Le cheikh Al-Fadhil Ben Achour: Le mudarres, historien du droit musulman

 

Centenaire_F

A l’occasion de la célébration du centenaire du Cheikh Al-Fadhel Ben Achour, les professeurs Sana et Rafaa Ben Achour -deux des enfants du Cheikh- reviennent sur le rôle de leur père émérite dans l’enseignement du droit en général et du droit musulman en particulier.

Un document très instructif publié par le site leaders.com.tn et que nous reprenons sur deux livraisons…

 

F_Ben_Achour_Historien

Introduction
Nous entreprenons cette recherche à cette cérémonie du centenaire avec sans doute le sentiment de rendre hommage à un père vite, trop vite disparu un 20 avril 1970. Nous l’entreprenons avec le souci d’apporter sur une question d’actualité l’éclairage d’un homme qui, pétri dans la tradition juridique maghrébine de sa famille zeitounienne, n’en fut pas moins un grand rénovateur et agitateur d’idées. Ses « leçons d’histoire du droit musulman » en témoignent.        

Le corpus, dont nous livrons aujourd’hui la teneur, est établi sur la base des notes de ses disciples. L’ensemble fait 28 leçons transcrites sur 133 pages. D’après le manuscrit, il s’agit d’un enseignement dispensé aux étudiants de la troisième année de droit tunisien durant l’année universitaire 1955-1956. Année charnière, elle annonce le grand tournant que la Tunisie nouvellement indépendante (20 mars 1956) devait prendre sous la conduite du Néo Destour et la place prépondérante tenu au sein de celui-ci par un homme d’Etat, Habib Bourguiba. C’est cette évolution et ses enjeux que nous tenterons de suivre à travers l’histoire des filières d’enseignement du droit. Elle nous permettra de situer la trajectoire de l’homme avant d’aborder son œuvre d’historien.

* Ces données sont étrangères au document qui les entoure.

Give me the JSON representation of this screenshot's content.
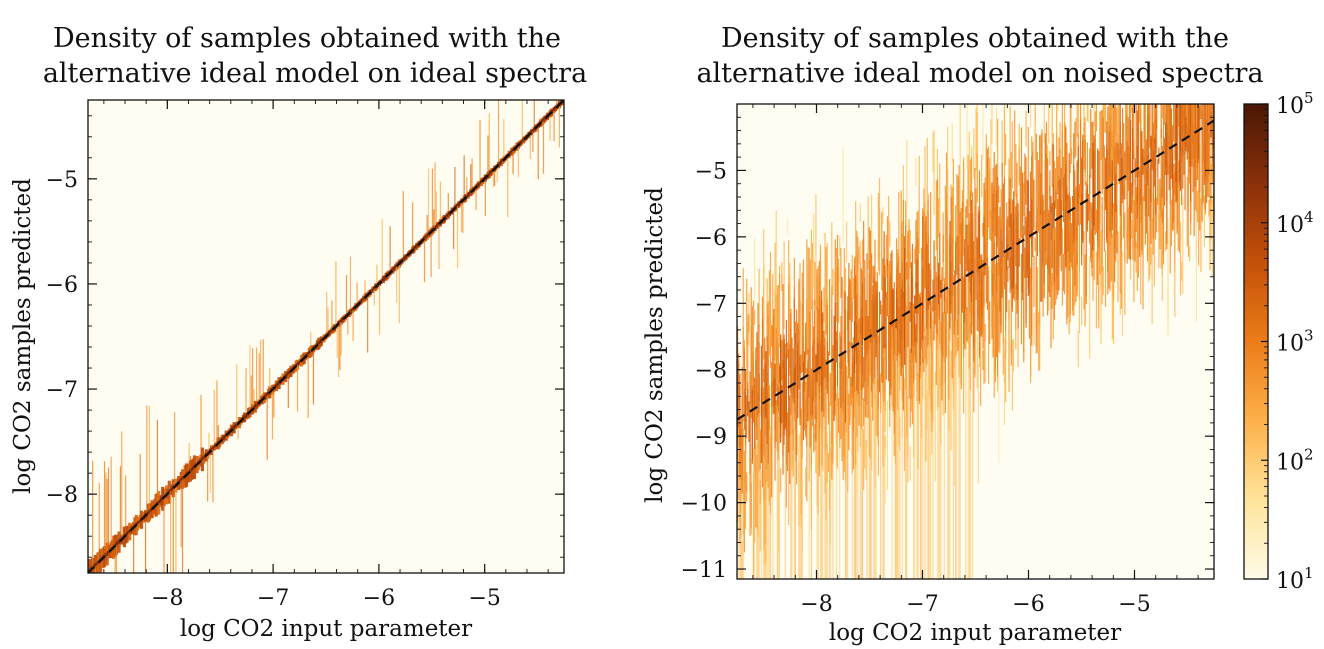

1) Aperçu historique sur les filières d’enseignement du droit

Le cours d’histoire du droit musulman est assuré par le cheikh al Fadhil au démarrage de l’année universitaire 1954-1955. Ces leçons inaugurent le diplôme de droit tunisien (shahadat al-huquq al tunissiya), diplôme d’Etat nouvellement instauré en 1953  après quarante six ans de « Cours de législation et de droit privé tunisiens », formation “ bricolée ”au début du siècle  (en 1907)  par les Services Judiciaires de la Âdlya à destination des candidats zaytouniens aux emplois de magistrat (hàkim) et de mandataire (wakil) auprès de la justice séculière. En 1922, ces cours de droit tunisien, prennent un tour officiel.  Ils ont la forme d’un enseignement annuel et semestriels hébergé à l’Ecole Supérieure de Langue et Littérature Arabes. L’objectif est d’offrir une meilleure connaissance du droit tunisien issu des codifications du droit musulman et de la jurisprudence tunisienne . Ainsi, au nouvel ordre juridique séculier, nouveau langage et nouvelles méthodes d’inculcation. Accessibles aux étudiants zaytouniens, ces cours représentent des décennies durant, la voie d’accès aux nouveaux emplois judiciaires ainsi que le lieu de fixation de la nouvelle culture juridique. « Hukam » et « wukala » des tribunaux tunisiens y puisent les éléments du nationalisme juridique naissant. 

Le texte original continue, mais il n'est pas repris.